Mariana used social media to report Carlos Vera's abuse. Without giving names or surnames, she wrote on Facebook, describing his insults, the isolation he subjected her to, and his various attacks throughout their two-year relationship. Plenty of people responded to her Facebook posts, including Carlos himself, who asked her rhetorically if he'd ever raised his hand against her, refusing to accept that his treatment of her amounted to abuse.
Others on Facebook asked Mariana why she put up with Carlos and didn't leave him sooner. Victims of abuse must bear at least some responsibility for their abuse, these people seemed to imply.
Victoria Santos, a foreigner in Paraguay, spent some eight years battling the Paraguayan authorities to prove that her ex-partner abused her. Victoria is a member of the Yo te creo  (“I Believe You”) network, which is made up of women who have suffered different kinds of abuse. In the group, they share their experiences, and listen to and support one another. They do what others will not: they take each others’ testimonies seriously.
For Victoria, it all began with psychological abuse. Her partner — a man of means — eventually convinced her that she was worthless. Afterwards, he started beating her. Victoria's complaints to the authorities went unanswered, and she received no support from her relatives, who were living abroad. She carried on with a judicial process against her ex-partner — a labyrinthine legal battle between Paraguay and her home country, in which the main obstacle was money, power, and the influence of her aggressor.

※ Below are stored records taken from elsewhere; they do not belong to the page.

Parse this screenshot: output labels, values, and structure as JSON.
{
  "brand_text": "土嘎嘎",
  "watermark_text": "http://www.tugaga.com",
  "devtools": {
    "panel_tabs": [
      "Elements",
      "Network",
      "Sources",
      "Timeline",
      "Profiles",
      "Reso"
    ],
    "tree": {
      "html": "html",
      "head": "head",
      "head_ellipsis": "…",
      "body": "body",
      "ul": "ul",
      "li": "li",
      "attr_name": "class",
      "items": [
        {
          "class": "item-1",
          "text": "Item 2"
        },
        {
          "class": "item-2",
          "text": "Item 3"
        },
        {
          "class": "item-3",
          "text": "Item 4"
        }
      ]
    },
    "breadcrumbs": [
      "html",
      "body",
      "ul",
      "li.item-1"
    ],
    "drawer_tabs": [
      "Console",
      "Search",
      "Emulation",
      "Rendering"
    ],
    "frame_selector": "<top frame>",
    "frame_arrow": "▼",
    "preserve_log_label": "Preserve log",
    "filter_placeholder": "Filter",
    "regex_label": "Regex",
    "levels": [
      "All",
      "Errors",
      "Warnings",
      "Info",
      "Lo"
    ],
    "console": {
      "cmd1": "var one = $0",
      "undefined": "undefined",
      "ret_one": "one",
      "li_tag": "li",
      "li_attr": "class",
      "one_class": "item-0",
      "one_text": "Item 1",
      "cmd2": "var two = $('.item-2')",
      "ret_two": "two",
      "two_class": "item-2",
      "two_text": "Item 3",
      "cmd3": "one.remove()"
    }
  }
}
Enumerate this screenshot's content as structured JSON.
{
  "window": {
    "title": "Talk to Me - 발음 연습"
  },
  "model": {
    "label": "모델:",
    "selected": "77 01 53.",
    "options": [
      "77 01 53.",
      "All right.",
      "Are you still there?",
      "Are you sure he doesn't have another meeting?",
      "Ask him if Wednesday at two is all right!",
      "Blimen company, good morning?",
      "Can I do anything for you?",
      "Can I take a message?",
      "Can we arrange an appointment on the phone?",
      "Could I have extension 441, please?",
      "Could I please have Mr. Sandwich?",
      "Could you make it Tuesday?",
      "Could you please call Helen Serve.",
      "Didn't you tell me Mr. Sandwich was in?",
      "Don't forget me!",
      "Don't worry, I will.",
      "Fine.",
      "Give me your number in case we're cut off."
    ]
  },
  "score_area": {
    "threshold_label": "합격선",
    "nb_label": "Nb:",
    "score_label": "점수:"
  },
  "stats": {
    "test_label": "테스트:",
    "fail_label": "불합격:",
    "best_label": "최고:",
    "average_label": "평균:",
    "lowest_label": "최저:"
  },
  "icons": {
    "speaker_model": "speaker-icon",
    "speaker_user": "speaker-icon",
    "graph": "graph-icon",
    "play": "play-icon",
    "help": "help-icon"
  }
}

Paraguayan laws: Good composition, poor execution
“Paraguay has many laws that are very good, but they are not executed. To report abuse is a journey of resistance and fighting against corruption in the judicial sphere,” Victoria Santos says Victoria. Carmen Echauri, a program official for UN Women in Paraguay, agrees that the difficulty of applying the laws in Paraguay is immense.
This August 10, Paraguayan legislators discussed the so-called #PorEllas  (#ForThem) law. This hashtag, along with #NiUnaMenos (#NotOneLess), is part of a Twitter campaign  supported by Amnesty International. The original bill proposes making femicide a new kind of criminal offense with stricter penalties — a concept that's already been adopted by regional neighbors like Argentina and Bolivia.

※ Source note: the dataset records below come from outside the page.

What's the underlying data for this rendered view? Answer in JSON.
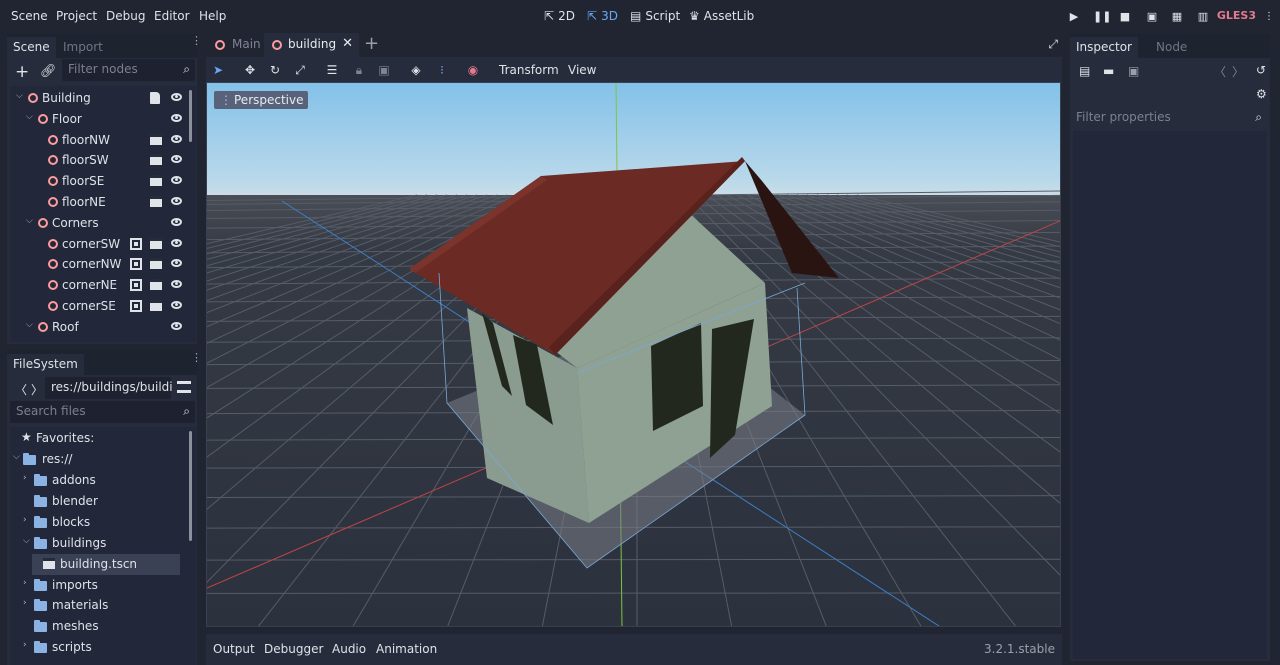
{
  "menu": {
    "items": [
      "Scene",
      "Project",
      "Debug",
      "Editor",
      "Help"
    ],
    "workspaces": [
      {
        "label": "2D",
        "active": false
      },
      {
        "label": "3D",
        "active": true
      },
      {
        "label": "Script",
        "active": false
      },
      {
        "label": "AssetLib",
        "active": false
      }
    ],
    "renderer": "GLES3"
  },
  "scene_dock": {
    "tabs": [
      "Scene",
      "Import"
    ],
    "filter_placeholder": "Filter nodes",
    "tree": [
      {
        "label": "Building",
        "depth": 0,
        "expanded": true
      },
      {
        "label": "Floor",
        "depth": 1,
        "expanded": true
      },
      {
        "label": "floorNW",
        "depth": 2
      },
      {
        "label": "floorSW",
        "depth": 2
      },
      {
        "label": "floorSE",
        "depth": 2
      },
      {
        "label": "floorNE",
        "depth": 2
      },
      {
        "label": "Corners",
        "depth": 1,
        "expanded": true
      },
      {
        "label": "cornerSW",
        "depth": 2
      },
      {
        "label": "cornerNW",
        "depth": 2
      },
      {
        "label": "cornerNE",
        "depth": 2
      },
      {
        "label": "cornerSE",
        "depth": 2
      },
      {
        "label": "Roof",
        "depth": 1,
        "expanded": true
      }
    ]
  },
  "filesystem": {
    "tab": "FileSystem",
    "path": "res://buildings/buildi",
    "search_placeholder": "Search files",
    "favorites": "Favorites:",
    "root": "res://",
    "items": [
      "addons",
      "blender",
      "blocks",
      "buildings",
      "building.tscn",
      "imports",
      "materials",
      "meshes",
      "scripts"
    ]
  },
  "editor_tabs": [
    "Main",
    "building"
  ],
  "viewport_toolbar": {
    "transform": "Transform",
    "view": "View"
  },
  "viewport": {
    "perspective_label": "Perspective"
  },
  "inspector": {
    "tabs": [
      "Inspector",
      "Node"
    ],
    "filter_placeholder": "Filter properties"
  },
  "bottom_panel": {
    "tabs": [
      "Output",
      "Debugger",
      "Audio",
      "Animation"
    ],
    "version": "3.2.1.stable"
  },
  "colors": {
    "accent": "#6aa8f5",
    "node_icon": "#fc9c9c",
    "roof": "#6b2b24",
    "wall": "#889c8e",
    "sky_top": "#83c1e9",
    "ground": "#2b313d"
  }
}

The bill was passed by the legislators,  but with amendments  to win over those who feared the new law would open the door to the decriminalization of abortion, currently illegal in Paraguay in all cases and punishable by up to five years in prison.
The law's original draft made the state responsible for many of the procedural costs (economic and bureaucratic) victims of violence currently have to pay, just in order to file a police report and reach safe haven. Echauri says this legislation will be ineffective if lawmakers can not fund it properly:
En Paraguay, la violencia se ve como un ingrediente más de las relaciones interpersonales. Necesitamos un cambio de mentalidad para desnaturalizar la violencia. Callar ante estos hechos es ser cómplice de la impunidad de los agresores. Hay que denunciar hasta lograr que la violencia ya no se vea como normal.
In Paraguay, abuse is seen more as an element of interpersonal relationships. We need a change in mentality in order to denaturalize the violence. To keep silent in the face of these facts is to be complicit in the impunity of the aggressors. We must continue reporting until we succeed in getting abuse to no longer be seen as normal.
On November 10, Paraguay's Senate approved the legislation  — again with amendments, including the removal of a proposal calling for reconciliation between a couple in cases of domestic violence. There are mixed opinions  about the amendments. The reconciliation clause was seen as an opportunity for the abuser to attack his victim, so women's rights advocates welcomed the prohibition. Nevertheless, the elimination of the word “gender” from the text and the removal of “political violence” and “sexual harassment” from the specifics of the law is seen as a major setback.